Bromocriptine is an old drug with a new indication. It is a sympatholytic D2-receptor agonist approved in 2009 for the treatment of type 2 diabetes as an adjunct to diet and exercise (39). Oral administration of bromocriptine once daily within 2 hours of awakening reduced postprandial glucose levels (40). Its mechanism has not been fully understood, but it is thought to increase dopamine activity in the brain and inhibit excess sympathetic tone (40). A1C is decreased by up to 0.7%.

Colesevelam

Colesevelam is a bile-acid sequestrant that reduces LDL cholesterol and lowers glucose levels (41). It is given twice daily. The mechanism of action is not known.

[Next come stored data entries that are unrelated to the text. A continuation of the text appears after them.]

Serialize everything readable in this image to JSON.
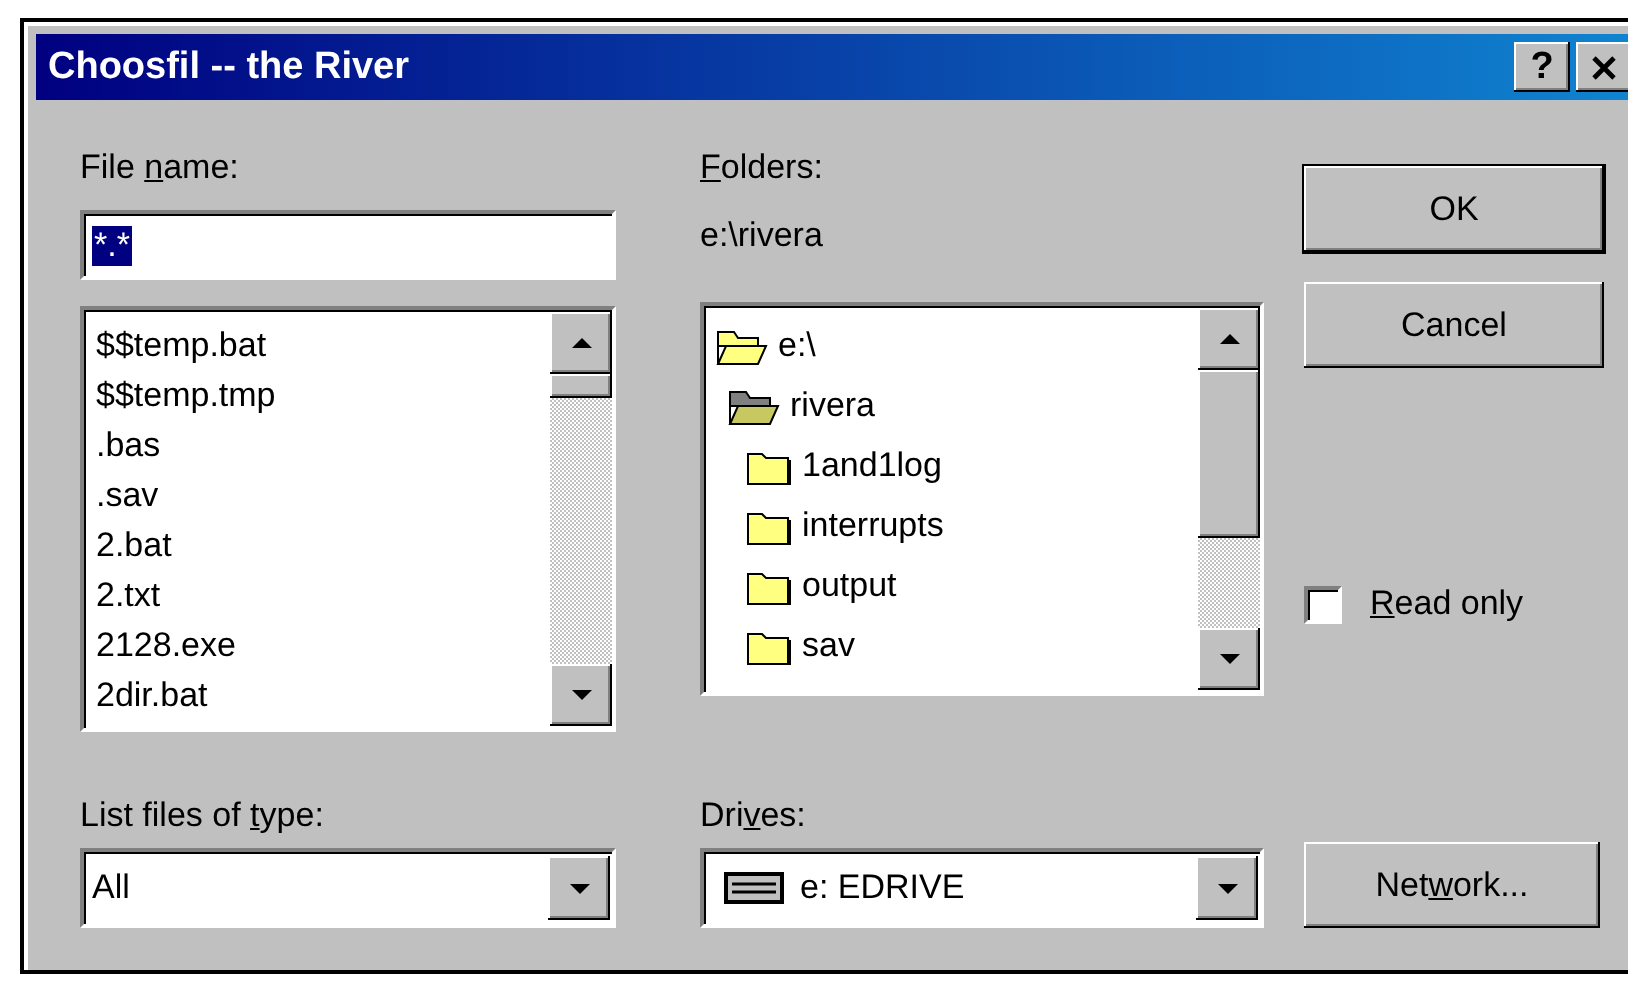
{
  "window": {
    "title": "Choosfil -- the River",
    "help_button": "?"
  },
  "file_name": {
    "label": {
      "pre": "File ",
      "key": "n",
      "post": "ame:"
    },
    "value": "*.*",
    "selected": true
  },
  "files": {
    "items": [
      {
        "name": "$$temp.bat",
        "selected": false
      },
      {
        "name": "$$temp.tmp",
        "selected": false
      },
      {
        "name": ".bas",
        "selected": false
      },
      {
        "name": ".sav",
        "selected": false
      },
      {
        "name": "2.bat",
        "selected": false
      },
      {
        "name": "2.txt",
        "selected": false
      },
      {
        "name": "2128.exe",
        "selected": false
      },
      {
        "name": "2dir.bat",
        "selected": false
      }
    ]
  },
  "file_type": {
    "label": {
      "pre": "List files of ",
      "key": "t",
      "post": "ype:"
    },
    "value": "All"
  },
  "folders": {
    "label": {
      "key": "F",
      "post": "olders:"
    },
    "path": "e:\\rivera",
    "tree": [
      {
        "name": "e:\\",
        "expanded": true,
        "children": [
          {
            "name": "rivera",
            "expanded": true,
            "current": true,
            "children": [
              {
                "name": "1and1log",
                "expanded": false
              },
              {
                "name": "interrupts",
                "expanded": false
              },
              {
                "name": "output",
                "expanded": false
              },
              {
                "name": "sav",
                "expanded": false
              }
            ]
          }
        ]
      }
    ]
  },
  "drives": {
    "label": {
      "pre": "Dri",
      "key": "v",
      "post": "es:"
    },
    "value": "e: EDRIVE"
  },
  "buttons": [
    {
      "label": {
        "post": "OK"
      },
      "kind": "default"
    },
    {
      "label": {
        "post": "Cancel"
      },
      "kind": "normal"
    }
  ],
  "read_only": {
    "label": {
      "key": "R",
      "post": "ead only"
    },
    "checked": false
  },
  "network_button": {
    "label": {
      "pre": "Net",
      "key": "w",
      "post": "ork..."
    }
  }
}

Colesevelam was approved by the US FDA in 2008 for treatment of type 2 diabetes (42). The reduction in hemoglobin A1C is a modest 0.5%.

Conclusion

Home glucose monitoring, education, and lifestyle changes enhance the management of all patients with diabetes mellitus. Advances in research, that is, diabetes gene therapy and human insulin-producing cell therapy, may personalize treatment and make cure possible.